Mohs micrographic surgery is becoming the mainstay of therapy for eccrine carcinomas.[11] Specific surgical treatments administered (as described in isolated case reports) for a few eccrine carcinoma subtypes are detailed below.

  • Microcystic adnexal carcinoma (MAC): A review of the world literature, which included 13 previously unpublished cases, reported 73 cases of MAC treated with Mohs; 39 of these were followed for more than 2 years with only 4 recurrences (89.7% success rate).[15] A later review of 10 cases of MAC treated with Mohs reported disease free periods of 23.3 months, compared to one recurrence with standard surgical excision.
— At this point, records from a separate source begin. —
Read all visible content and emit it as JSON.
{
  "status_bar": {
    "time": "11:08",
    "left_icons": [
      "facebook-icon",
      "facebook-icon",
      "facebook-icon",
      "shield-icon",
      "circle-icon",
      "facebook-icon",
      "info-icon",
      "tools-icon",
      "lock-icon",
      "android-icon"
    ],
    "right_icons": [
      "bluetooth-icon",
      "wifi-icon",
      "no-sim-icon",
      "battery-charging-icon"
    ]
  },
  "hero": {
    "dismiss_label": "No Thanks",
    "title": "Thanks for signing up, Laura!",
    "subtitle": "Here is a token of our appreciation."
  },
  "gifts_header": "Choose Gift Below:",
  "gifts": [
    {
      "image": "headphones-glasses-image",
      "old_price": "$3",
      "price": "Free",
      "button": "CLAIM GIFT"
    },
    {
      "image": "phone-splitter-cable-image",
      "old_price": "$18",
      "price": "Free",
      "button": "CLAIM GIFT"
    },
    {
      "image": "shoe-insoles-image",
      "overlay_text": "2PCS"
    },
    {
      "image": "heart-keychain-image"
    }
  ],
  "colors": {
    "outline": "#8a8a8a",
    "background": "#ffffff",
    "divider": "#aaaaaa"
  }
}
  • Eccrine porocarcinoma: In a review of 9 cases from 1986-1996, 8 were treated with wide excision and 1 was treated with radiotherapy (RT); only 1 of the excisional cases and the RT case recurred.[16]
  • Malignant eccrine spiradenoma: A few case reports exist of this tumor treated with wide excision with or without radiation therapy. However, long-term data are scant.
  • Aggressive digital papillary adenocarcinoma: Wide excision or amputation of the affected digit has been advised.
  • Primary cutaneous adenoid cystic carcinoma: A report on 8 patients treated with wide excision noted 3 recurrences (time period unspecified) with 1 patient lost to follow-up.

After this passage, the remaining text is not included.